Last summer, Albertsons launched a new feature called Collective TV for brands to target, measure and optimize campaigns across streaming, digital video and linear TV. In January, the retailer launched an API to integrate Albertsons’ campaign performance data into brands’ own measurement models for analysis. It also partnered with TransUnion to offer marketing mix modeling measurement to compare performance across retailers and channels.

“When it comes to differentiation, one of our biggest value props is our innovation. We definitely strive to be first-to-market,” Roche said. “It’s really about continuing down that path, but also expanding how we think about things like measurement, expanding how we think about experimentation and expanding the types of KPIs we’re looking at.”

Roche’s role didn’t exist before. Her role brings together media and measurement, which were previously separate. She said she has noticed over the past few months that brands have similarly started to break down silos in their businesses — combining their brand and commerce media teams — as brand marketers want to better understand how their campaigns perform.

“Across the industry, we’re seeing more silos being broken down, and this was a really natural silo to break down,” Roche said. “It was a really huge strategic move for Albertsons to make, to think about media and measurement as one, because, really, they don’t exist without the other, especially in retail media.”

Closing the loop is one of the biggest challenges for brands that Roche believes is the big value proposition for the Media Collective, given its first-party data. “The challenge becomes that there are disparate channels all over the place, and the shopper is also all over the place,” Roche said. “They’re on Pinterest, they’re on Meta, they’re spending time in store, and they’re listening to podcasts.”
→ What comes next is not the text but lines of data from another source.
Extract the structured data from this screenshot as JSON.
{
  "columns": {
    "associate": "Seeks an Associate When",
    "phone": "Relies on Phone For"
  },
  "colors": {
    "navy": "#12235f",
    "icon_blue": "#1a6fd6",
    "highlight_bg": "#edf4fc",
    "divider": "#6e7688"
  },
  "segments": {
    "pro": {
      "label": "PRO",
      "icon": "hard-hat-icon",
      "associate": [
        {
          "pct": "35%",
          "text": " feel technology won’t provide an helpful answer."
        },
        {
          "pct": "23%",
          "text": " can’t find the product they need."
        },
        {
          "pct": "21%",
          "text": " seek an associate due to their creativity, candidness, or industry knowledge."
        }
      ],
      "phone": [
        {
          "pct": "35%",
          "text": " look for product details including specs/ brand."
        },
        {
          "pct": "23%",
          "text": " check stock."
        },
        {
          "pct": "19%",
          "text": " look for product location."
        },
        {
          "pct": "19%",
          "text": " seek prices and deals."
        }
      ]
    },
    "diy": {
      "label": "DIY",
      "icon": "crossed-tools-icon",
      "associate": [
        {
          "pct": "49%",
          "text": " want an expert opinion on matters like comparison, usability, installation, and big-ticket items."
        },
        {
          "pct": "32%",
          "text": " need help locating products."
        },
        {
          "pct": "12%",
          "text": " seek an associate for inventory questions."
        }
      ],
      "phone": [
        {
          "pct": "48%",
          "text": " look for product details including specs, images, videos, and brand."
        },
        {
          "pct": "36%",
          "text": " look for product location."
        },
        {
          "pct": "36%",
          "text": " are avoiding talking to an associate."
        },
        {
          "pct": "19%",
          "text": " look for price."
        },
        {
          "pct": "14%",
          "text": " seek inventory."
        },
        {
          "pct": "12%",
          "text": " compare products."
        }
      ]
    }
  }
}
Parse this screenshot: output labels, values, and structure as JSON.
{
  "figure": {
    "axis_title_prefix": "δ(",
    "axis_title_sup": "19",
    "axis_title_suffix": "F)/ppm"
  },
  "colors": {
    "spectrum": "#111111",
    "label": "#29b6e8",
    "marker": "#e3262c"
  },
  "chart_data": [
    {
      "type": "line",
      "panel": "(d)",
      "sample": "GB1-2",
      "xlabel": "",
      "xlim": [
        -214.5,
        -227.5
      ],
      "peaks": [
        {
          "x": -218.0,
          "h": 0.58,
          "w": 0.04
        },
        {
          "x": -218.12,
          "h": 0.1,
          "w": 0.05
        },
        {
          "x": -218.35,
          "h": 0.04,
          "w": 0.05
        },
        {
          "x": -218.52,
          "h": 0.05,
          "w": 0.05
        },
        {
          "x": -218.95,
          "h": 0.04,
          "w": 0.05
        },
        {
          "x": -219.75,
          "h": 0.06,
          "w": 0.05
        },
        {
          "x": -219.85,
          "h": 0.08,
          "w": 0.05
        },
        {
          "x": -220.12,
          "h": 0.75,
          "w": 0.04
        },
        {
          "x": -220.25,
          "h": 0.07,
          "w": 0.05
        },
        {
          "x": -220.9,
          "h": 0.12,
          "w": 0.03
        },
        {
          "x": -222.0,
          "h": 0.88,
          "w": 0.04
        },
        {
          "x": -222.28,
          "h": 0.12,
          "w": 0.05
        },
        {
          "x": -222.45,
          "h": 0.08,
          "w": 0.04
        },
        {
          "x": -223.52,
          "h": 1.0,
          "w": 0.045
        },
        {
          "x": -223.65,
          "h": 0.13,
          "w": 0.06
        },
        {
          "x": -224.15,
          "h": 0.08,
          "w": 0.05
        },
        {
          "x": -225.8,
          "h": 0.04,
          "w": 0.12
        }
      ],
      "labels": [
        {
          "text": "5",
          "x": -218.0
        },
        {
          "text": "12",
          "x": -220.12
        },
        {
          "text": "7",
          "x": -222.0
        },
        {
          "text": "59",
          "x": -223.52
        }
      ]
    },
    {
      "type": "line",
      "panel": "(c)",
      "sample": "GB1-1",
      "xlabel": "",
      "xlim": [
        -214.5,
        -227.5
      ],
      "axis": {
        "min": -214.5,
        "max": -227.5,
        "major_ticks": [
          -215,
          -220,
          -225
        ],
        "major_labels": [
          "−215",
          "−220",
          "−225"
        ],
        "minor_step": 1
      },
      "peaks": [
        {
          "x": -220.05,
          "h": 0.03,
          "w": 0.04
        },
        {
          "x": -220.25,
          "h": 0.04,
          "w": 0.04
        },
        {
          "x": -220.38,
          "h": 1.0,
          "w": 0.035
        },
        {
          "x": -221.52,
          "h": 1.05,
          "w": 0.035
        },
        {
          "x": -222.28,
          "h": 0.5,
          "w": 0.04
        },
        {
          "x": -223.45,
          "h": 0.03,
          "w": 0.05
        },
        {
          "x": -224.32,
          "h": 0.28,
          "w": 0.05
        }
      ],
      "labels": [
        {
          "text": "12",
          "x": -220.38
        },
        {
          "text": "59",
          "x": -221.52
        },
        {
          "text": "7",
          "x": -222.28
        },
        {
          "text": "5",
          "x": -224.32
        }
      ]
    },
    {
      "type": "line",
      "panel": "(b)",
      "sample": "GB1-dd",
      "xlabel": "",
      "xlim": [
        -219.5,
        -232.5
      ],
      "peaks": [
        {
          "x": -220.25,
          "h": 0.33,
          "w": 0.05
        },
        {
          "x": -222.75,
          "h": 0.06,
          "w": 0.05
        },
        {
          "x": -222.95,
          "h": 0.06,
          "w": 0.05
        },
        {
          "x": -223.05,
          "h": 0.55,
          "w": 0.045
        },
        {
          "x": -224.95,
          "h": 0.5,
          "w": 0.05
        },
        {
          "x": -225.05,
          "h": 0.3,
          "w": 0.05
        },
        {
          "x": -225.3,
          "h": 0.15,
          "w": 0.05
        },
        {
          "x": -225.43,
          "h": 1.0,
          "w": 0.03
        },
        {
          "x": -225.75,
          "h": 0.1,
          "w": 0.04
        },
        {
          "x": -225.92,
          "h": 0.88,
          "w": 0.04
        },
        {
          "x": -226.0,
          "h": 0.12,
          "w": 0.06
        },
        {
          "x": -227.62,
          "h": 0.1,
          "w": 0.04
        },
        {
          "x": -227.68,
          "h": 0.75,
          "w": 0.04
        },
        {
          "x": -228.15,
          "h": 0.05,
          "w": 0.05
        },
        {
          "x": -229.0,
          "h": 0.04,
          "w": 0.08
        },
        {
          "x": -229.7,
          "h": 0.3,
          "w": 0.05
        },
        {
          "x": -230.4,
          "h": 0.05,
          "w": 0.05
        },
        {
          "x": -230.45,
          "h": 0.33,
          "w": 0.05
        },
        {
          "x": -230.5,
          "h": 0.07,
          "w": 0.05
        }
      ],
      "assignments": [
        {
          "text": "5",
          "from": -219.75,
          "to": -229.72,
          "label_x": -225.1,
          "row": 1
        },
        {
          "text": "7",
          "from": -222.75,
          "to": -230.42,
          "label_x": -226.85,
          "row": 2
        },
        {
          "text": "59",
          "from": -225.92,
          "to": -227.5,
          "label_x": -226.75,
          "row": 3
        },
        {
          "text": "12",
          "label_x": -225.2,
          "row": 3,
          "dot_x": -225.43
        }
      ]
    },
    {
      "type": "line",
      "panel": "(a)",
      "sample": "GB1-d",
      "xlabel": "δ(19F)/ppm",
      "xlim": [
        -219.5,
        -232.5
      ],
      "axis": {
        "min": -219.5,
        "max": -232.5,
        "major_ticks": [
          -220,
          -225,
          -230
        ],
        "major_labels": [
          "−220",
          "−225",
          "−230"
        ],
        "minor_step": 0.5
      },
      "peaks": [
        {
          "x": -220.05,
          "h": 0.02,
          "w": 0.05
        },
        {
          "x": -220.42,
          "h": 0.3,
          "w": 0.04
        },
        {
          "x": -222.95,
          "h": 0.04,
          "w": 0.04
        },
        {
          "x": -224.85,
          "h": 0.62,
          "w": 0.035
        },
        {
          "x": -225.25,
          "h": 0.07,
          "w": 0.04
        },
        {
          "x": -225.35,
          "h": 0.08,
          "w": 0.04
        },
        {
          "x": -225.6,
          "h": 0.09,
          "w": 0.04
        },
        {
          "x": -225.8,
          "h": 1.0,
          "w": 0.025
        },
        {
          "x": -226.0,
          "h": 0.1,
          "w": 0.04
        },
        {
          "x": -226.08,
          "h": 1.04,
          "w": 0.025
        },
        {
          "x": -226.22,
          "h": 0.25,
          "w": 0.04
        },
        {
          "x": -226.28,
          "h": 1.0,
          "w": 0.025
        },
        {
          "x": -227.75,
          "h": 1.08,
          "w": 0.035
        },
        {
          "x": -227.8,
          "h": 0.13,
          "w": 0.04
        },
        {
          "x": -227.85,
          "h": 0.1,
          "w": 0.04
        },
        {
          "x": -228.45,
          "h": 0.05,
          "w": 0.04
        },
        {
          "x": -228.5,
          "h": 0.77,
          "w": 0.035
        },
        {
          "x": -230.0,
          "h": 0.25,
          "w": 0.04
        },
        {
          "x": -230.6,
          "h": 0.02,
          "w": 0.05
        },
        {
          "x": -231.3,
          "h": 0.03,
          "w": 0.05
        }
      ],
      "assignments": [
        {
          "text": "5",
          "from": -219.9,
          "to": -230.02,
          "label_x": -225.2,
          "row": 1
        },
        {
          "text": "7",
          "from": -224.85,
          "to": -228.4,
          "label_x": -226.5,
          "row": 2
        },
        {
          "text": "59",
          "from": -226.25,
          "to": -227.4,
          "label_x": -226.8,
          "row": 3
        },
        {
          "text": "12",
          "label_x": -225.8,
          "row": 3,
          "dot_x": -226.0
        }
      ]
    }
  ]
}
Albertsons is leveraging partnerships with brands and social platforms to accomplish this. It was the first advertiser in 2023 to use a Pinterest advertising measurement feature where Pinterest and Albertsons could upload first-party data in a non-identifiable way. Albertsons since worked with Mondelez on a Pinterest campaign that generated a 16% sales lift through a campaign around salty snacks.

Brands continue to pressure retailers to deliver measurable results with their ad networks. In a separate conversation at Shoptalk, Harvey Ma, vp and general manager of Sam’s Club’s Member Access Platform, said he believes that this year and next year, brands will more heavily scrutinize retailers’ ad businesses.

“For us, it’s all about leaning into the partners, understanding that voice of the customer and charging it forward from there,” Roche said.